The kernel can read the special register %gridid. %gridid is unique per launch. If performance then a simple kernel prolog can have one thread from each kernel launch output the gridid global function map using func and %gridid. Alternatively, the CUPTI SDK Activity API can be used to collect this information. The CUpti_ActivityKernel2 event contains per launch meta-data including the gridId and CUfunction name.

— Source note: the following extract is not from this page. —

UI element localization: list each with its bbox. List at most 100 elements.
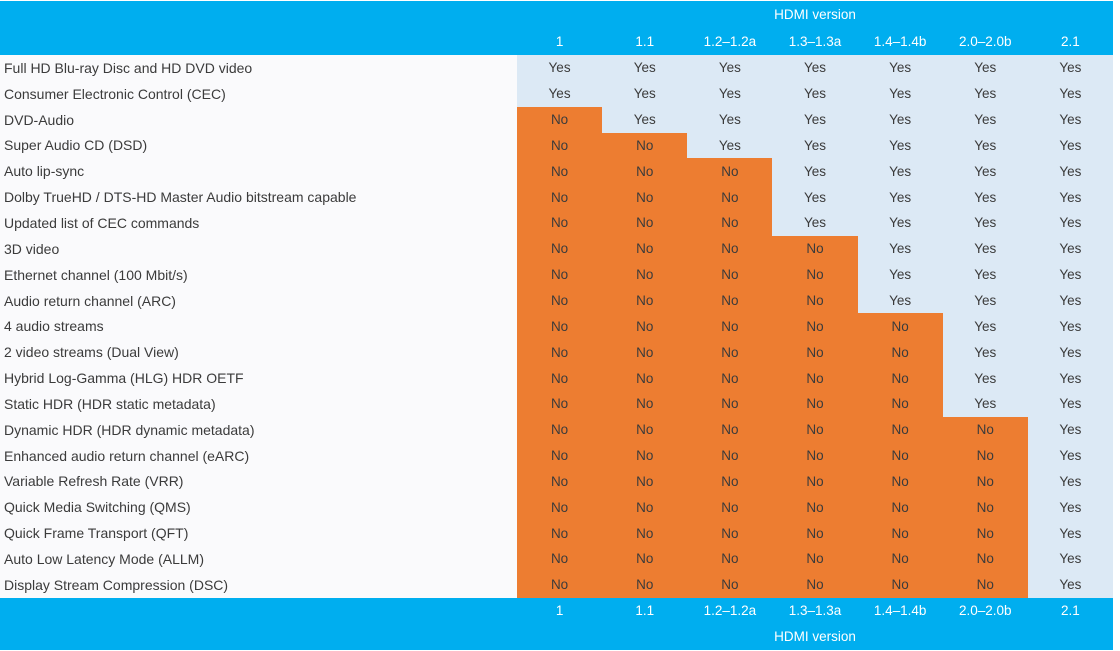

Here is an example reading %gridid.
#include "cuda_runtime.h"
#include "device_launch_parameters.h"
#include <stdio.h>
#include <stdint.h>
cudaError_t addWithCuda(int *c, const int *a, const int *b, unsigned int size);
static __device__ __inline__ uint64_t __gridid()
{
uint64_t gridid;
asm volatile("mov.u64 %0, %%gridid;" : "=l"(gridid));
return gridid;
}
__device__ void devPrintName()
{
static const char* name = __func__;
printf("%llu %s\n", __gridid(), name);
}
__global__ void globPrintName()
{
static const char* name = __func__;
printf("%llu %s\n", __gridid(), name);
devPrintName();
}
int main()
{
for (int i = 0; i < 4; ++i)
{
globPrintName<<<1,1,0>>>();
cudaDeviceReset();
}
return 0;
}
This sample outputs
1 globPrintName
1 devPrintName
2 globPrintName
2 devPrintName
3 globPrintName
3 devPrintName
4 globPrintName
4 devPrintName